Commercial traders also set a new record in the U.S. five-year Treasury note. The commercial traders have been heavy buyers along the short end of the yield curve while remaining short the 30-year Treasury bond at the long end. These actions are reasonably in sync with Federal Reserve plans for the coming year as they continue to tighten. The tightening macro outlook makes one wonder at what the near-record speculative long position is looking. Meanwhile, the commercial traders’ position indicates that the short-term Treasuries are oversold at this time and may have one more bounce before both long and short rates can rise in a more parallel fashion.
Coffee and sugar have both been in protracted downward trends. Coffee has declined by 20% and sugar by 25% during the past year. They also both have growing commercial bids while heading toward periods of seasonal weakness. Both coffee and sugar tend to perform poorly in March. Our research has shown that the commercial traders tend to lead seasonality, rather than fade seasonality. This makes the record-setting commercial coffee bid paradoxically interesting.
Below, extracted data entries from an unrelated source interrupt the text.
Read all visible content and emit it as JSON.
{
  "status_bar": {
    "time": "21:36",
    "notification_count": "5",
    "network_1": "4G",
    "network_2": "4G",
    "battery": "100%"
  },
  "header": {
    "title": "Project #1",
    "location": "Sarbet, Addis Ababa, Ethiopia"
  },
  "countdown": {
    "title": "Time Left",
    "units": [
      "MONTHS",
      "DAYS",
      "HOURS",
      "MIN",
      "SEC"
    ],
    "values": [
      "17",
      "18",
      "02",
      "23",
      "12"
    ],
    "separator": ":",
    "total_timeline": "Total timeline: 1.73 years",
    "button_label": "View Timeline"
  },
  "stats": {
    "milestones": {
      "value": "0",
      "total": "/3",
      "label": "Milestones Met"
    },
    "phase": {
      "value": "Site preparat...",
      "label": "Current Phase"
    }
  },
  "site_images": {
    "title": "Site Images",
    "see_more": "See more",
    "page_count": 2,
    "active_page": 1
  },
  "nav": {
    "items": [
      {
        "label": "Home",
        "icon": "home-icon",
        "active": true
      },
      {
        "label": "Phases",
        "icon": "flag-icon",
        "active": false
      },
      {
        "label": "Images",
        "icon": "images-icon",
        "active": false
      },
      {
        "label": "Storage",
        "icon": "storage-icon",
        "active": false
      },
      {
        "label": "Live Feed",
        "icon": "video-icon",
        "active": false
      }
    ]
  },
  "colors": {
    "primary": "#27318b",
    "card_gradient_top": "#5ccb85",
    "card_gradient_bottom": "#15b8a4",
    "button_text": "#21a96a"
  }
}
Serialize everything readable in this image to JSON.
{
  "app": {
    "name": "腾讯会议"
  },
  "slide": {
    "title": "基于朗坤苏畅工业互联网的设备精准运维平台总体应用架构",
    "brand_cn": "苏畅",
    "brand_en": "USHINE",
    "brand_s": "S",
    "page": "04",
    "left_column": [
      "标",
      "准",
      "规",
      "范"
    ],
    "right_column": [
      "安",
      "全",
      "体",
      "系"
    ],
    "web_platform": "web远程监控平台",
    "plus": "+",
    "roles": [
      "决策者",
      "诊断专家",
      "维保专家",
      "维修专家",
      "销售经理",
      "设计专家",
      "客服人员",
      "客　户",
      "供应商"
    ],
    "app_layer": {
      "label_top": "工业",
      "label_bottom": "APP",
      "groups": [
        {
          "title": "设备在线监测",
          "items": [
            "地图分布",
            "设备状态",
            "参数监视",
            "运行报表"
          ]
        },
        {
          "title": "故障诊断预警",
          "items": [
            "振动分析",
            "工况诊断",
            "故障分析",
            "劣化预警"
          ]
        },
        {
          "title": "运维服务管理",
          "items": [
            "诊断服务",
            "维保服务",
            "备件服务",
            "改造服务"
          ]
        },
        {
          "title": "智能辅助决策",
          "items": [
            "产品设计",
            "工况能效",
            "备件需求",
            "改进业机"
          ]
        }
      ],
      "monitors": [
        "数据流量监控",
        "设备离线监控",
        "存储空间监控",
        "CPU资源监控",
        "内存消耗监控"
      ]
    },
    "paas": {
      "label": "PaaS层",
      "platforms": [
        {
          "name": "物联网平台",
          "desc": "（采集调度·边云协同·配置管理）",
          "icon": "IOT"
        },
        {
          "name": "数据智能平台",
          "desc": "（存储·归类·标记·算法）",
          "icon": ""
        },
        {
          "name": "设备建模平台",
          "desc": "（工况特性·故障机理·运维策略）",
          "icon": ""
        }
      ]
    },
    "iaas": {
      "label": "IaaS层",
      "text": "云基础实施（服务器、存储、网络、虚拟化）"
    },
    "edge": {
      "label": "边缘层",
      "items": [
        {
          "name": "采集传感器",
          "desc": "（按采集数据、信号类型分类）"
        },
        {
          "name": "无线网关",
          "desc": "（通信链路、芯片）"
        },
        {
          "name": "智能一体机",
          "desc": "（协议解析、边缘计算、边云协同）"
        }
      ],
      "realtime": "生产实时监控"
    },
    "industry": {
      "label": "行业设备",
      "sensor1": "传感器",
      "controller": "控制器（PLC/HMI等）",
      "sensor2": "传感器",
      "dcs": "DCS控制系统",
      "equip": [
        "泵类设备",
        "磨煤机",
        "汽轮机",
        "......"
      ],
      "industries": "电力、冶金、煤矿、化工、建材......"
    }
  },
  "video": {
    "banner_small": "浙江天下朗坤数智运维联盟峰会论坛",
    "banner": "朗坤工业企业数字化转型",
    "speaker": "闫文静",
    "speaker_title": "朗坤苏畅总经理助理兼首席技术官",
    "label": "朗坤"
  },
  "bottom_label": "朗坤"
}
The pending periods of weakness likely will attract further speculative selling in both markets. This will create the opposite trade of the crude oil market. The speculative short position in coffee increased by nearly 50% as the market reached its lowest level in years this past November. Meager seasonal declines in March could be the first clue that this is a speculative short trap. A reversal higher coming out of this period could provide a great long entry point as late-to-the-party speculative shorts are forced to buy back their positions at a loss due to the market finally being sold out.